8 soruda Münih Güvenlik Konferansı

Almanya'nın Münih kenti, her yıl Şubat ayında küresel tehditler, krizler ve ihtilafların ele alındığı uluslararası bir foruma ev sahipliği yapıyor. Sekiz soruda konferans hakkında merak edilenler:

16 Şubat 2018 12:22

1. Münih Güvenlik Konferansı'nın önemi nedir?

Konferans, güvenlik politikaları alanında karar alıcıların ve uzmanların katıldığı bir platform.
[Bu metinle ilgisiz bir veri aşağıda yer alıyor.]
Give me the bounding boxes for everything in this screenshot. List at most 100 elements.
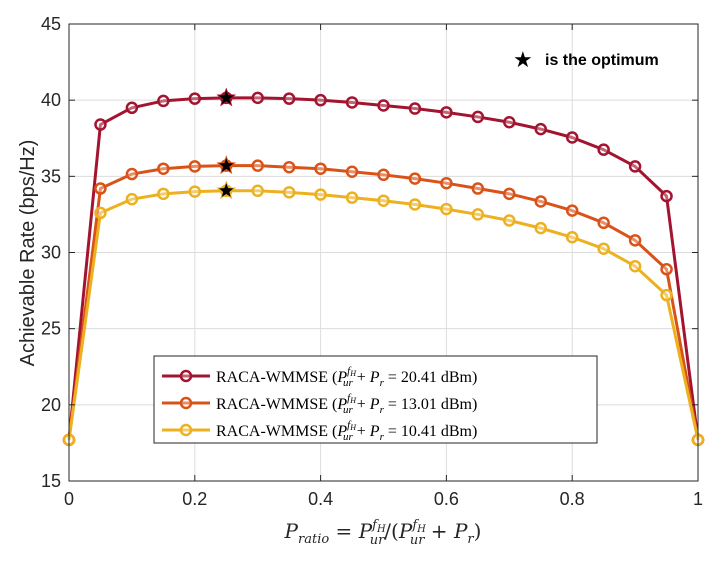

Aynı fikirde olmayan, hatta savaşan taraflardan hükümet temsilcilerini, uzmanları bir araya getirebilen başka bir organizasyon yok. Önemi, konferansın resmi oturumlarıyla sınırlı değil. Konferans marjında, ikili veya çok taraflı temaslar, katılımcılar arasında gayrı resmi görüşmeler de kritik önem taşıyor. Münih Güvenlik Konferansı Başkanı Wolfgang Ischinger, konferans sırasında farklı ülkeleri temsil eden heyetler arasında yaklaşık 2 bin ikili görüşme gerçekleştirildiğine dikkat çekerken, konferansın önemini, "30 oturum ve 120 konuşmacının katıldığı konferans, sadece buzdağının görünen zirvesi" sözleriyle anlatıyor.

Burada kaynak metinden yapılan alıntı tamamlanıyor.